(photo by WSB contributing photojournalist Christopher Boffoli)
During commutes like this morning, when something goes wrong with The Viaduct or the high bridge, many eastbound West Seattle commuters flock to the low bridge. Just one glitch with that: It sometimes opens for vessel traffic during peak-commute hours. That’s a sore spot for drivers such as WSB’er Jennifer, whose question about the situation was featured here last November. West Seattle-dwelling City Councilmember Tom Rasmussen has been pushing for rush-hour restrictions, especially as traffic-affecting work on the Spokane Street Viaduct section of The Bridge gets closer, and talked to WSB about where this stands:
Right now, the low bridge opens “on demand.” The city Transportation Department notes that vessel traffic has right-of-way over vehicle traffic.

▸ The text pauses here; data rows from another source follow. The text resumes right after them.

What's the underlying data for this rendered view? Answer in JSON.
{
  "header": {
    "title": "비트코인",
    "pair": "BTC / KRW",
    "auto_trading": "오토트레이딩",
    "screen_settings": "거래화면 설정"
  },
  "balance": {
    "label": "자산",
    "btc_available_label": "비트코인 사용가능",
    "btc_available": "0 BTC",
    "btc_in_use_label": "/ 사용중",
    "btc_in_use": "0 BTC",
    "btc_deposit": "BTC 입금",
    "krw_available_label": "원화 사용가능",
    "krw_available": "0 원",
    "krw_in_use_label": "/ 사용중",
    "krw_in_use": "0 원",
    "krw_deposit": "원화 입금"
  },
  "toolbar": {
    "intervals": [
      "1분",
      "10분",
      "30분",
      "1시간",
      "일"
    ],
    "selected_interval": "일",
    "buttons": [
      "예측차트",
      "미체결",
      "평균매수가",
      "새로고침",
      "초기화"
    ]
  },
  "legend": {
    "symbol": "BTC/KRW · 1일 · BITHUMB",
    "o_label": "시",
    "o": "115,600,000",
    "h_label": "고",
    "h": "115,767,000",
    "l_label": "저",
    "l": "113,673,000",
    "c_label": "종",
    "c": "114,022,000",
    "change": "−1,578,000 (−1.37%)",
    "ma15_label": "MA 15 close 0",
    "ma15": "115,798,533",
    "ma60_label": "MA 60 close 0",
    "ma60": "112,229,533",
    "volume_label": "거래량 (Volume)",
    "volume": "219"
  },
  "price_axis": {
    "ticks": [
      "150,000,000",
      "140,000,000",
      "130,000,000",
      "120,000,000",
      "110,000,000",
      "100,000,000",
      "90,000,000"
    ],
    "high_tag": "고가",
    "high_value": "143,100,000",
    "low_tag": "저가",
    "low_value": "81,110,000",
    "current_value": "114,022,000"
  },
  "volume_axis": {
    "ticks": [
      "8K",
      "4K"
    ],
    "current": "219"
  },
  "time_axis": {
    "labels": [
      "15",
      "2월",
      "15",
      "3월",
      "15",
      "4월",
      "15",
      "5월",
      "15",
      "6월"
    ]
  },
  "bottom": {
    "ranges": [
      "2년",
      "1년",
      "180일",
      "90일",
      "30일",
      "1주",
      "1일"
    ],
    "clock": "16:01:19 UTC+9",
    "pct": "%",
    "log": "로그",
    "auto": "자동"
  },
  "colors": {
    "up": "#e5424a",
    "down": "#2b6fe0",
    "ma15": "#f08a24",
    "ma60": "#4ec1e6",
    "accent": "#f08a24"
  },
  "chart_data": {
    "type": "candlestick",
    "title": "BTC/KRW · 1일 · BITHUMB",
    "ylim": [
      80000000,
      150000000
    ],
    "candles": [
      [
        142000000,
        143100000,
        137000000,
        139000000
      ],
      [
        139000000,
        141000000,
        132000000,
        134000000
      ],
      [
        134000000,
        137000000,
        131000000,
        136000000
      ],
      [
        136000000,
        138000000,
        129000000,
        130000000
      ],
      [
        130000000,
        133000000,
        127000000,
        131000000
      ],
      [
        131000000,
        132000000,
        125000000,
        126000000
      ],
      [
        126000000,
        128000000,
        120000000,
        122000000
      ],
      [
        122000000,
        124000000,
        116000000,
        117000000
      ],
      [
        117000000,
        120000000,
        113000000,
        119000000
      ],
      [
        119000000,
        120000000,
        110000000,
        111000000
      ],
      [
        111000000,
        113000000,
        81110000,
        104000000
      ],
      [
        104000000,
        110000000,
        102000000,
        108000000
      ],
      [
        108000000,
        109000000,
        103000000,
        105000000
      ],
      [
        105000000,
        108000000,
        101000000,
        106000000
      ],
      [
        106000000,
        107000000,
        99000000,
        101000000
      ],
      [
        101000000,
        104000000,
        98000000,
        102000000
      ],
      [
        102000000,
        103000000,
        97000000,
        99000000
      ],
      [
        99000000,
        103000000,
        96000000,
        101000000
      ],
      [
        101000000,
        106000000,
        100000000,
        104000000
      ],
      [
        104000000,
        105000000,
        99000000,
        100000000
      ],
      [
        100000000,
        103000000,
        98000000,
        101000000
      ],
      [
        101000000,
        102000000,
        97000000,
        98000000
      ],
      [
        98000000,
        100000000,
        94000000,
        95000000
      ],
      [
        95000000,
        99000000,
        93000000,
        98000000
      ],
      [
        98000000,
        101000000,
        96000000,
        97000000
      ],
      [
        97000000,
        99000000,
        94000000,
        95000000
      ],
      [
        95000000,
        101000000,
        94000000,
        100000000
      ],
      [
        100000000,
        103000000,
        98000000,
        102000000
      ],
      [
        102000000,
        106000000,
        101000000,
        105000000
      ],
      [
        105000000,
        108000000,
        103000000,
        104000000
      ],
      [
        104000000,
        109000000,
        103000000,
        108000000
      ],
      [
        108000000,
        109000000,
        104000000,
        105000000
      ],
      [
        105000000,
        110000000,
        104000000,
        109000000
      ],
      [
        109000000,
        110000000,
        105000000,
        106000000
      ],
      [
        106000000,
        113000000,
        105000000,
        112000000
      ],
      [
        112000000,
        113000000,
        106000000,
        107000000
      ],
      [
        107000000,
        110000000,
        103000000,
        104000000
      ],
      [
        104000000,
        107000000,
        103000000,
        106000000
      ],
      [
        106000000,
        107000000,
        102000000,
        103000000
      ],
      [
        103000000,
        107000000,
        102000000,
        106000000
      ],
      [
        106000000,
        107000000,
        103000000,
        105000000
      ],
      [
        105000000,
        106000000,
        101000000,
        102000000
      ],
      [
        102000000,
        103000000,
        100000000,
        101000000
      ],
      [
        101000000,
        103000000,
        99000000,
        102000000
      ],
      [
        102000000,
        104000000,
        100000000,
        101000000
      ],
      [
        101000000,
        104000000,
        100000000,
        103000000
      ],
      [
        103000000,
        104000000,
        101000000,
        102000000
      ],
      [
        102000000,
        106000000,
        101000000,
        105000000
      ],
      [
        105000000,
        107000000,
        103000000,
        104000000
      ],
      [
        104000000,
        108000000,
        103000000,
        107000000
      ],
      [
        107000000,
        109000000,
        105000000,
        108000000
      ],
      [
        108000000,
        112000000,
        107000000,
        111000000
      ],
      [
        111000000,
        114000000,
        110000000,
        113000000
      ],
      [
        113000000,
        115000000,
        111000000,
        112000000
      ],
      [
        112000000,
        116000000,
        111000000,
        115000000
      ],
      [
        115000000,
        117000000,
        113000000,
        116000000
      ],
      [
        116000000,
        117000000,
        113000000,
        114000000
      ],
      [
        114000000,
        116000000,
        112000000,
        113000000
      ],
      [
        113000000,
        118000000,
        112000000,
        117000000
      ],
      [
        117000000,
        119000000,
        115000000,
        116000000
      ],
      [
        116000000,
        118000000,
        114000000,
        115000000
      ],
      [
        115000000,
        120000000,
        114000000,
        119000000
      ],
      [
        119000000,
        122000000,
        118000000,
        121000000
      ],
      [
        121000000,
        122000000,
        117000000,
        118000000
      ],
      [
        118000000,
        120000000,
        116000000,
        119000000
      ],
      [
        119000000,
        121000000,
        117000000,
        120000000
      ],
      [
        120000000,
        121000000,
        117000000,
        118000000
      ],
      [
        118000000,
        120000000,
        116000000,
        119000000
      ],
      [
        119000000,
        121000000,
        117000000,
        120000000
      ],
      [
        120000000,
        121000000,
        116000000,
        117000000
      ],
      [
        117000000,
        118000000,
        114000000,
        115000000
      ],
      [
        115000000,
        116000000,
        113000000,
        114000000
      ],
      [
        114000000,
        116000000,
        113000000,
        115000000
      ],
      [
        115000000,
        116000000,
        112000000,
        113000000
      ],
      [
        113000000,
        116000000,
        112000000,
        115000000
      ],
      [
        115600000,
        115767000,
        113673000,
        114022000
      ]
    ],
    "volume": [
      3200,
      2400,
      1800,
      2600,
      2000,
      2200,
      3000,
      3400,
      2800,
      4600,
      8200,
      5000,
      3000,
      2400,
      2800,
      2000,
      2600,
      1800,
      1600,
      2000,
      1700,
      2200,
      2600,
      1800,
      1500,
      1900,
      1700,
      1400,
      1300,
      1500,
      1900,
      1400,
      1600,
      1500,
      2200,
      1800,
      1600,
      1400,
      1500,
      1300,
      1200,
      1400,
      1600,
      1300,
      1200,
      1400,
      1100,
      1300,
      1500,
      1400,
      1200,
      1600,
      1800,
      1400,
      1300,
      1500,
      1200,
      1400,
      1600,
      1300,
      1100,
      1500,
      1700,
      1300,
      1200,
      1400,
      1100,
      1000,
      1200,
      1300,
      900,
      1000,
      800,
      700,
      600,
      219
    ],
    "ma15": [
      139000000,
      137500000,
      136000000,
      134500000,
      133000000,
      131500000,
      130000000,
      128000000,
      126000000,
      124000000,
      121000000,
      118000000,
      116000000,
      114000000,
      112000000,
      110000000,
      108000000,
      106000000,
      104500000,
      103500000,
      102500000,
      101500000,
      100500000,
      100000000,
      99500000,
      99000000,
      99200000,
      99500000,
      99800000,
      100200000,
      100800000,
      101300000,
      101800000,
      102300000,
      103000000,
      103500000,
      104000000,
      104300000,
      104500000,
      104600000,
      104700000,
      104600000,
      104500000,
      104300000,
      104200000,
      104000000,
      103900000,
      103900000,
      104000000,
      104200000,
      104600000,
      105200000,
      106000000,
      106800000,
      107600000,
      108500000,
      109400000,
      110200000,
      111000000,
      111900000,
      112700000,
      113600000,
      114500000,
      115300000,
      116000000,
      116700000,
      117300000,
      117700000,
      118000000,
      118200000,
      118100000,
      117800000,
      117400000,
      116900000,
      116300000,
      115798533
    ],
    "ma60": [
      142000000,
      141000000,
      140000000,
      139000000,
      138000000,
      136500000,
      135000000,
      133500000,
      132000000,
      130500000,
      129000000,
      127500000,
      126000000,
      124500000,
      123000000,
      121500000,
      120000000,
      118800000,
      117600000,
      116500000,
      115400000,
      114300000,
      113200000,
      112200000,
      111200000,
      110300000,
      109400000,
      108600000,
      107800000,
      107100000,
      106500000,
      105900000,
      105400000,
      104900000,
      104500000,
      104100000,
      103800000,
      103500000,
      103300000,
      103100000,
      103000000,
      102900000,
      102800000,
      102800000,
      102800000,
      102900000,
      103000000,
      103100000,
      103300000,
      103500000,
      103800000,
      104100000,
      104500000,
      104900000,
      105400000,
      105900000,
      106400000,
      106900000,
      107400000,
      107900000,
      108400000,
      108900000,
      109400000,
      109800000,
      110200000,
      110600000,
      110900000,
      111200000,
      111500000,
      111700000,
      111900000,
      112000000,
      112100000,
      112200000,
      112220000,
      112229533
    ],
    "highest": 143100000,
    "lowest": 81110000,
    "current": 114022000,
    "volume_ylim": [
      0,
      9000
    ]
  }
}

Rasmussen hopes the city and other affected agencies, such as the U.S. Coast Guard, can reach an agreement to keep the low bridge from opening 7-9 am and 4-6 pm on weekdays, unless tide conditions and vessel size combine to require an opening during one of those periods — and there aren’t too many such cases, according to this passage from a city report completed last month, looking at low-bridge openings and related factors during a 3-month period last summer and fall:
There were a total of 598 openings during the study period, of which 68 were peak period openings and of those there were only 17 vessels passing that carry more than 5,000 tons of cargo. Our request would not impede those tide dependent vessel and would allow them to pass without delay during peak periods.
Overall, that report found that the bridge opens an average of 23 times per month during the aforementioned “peak periods” for vehicle traffic, and each opening lasts from 5 to 43 minutes. The report also analyzed how much the delay adds up to, for the eastbound morning commute alone:
The data shows that as vessel traffic increases delay to surface traffic increases. Currently, there is an average of 12 minutes of delay incurred by each vehicle caught on the lower level bridge in each direction. The bridge opens 9 times each month during AM peak; assuming each event is catching approximately 70 eastbound vehicles, over the month there are 630 surface vehicles caught in the delay equating to 126 hours of delay every month to AM peak eastbound surface traffic due to the bridge opening.
In addition to that, the report notes, the high-level bridge then gets the hundreds of cars whose drivers saw the “use high-level bridge when flashing” lights in time to divert. (Note that the low bridge is the only option for bicyclists and pedestrians, who were not measured in this analysis.)
When the report was completed in early February, the city sent it to the USCG as part of a formal request for the bridge-opening restrictions.
So then what happened? Councilmember Rasmussen says the city hasn’t heard back yet, but will seek an official response on the status of the request if there’s no word by the end of this week. This is an issue he’s been working on for a while; his staff says Rasmussen first met with a local Coast Guard official in late 2006 and told SDOT the USCG was willing to discuss the situation, but this apparently languished for some months without followup, aside from a temporary moratorium on AM-peak bridge openings during Freeway Fright ’07 last August.
We’ll let you know what happens next. Meantime, while we were talking with Rasmussen, we asked what he favors as a replacement for the “Central Waterfront” section of The Viaduct that Gov. Gregoire says will come down by 2012, one way or another: “I don’t want to see an elevated structure,” he says. “I would like to see an alternative to get to and from downtown without that — and to address the through-traffic beyond downtown, how we are going to get everyone through there.”
Coincidentally, city councilmembers are scheduled to get a comprehensive update this afternoon on where the planning stands for Viaduct replacement — all sections and related projects, not just the “Central Waterfront.” As of this writing, we’re planning to cover the briefing, since the 99 corridor is such a crucial connection for West Seattle.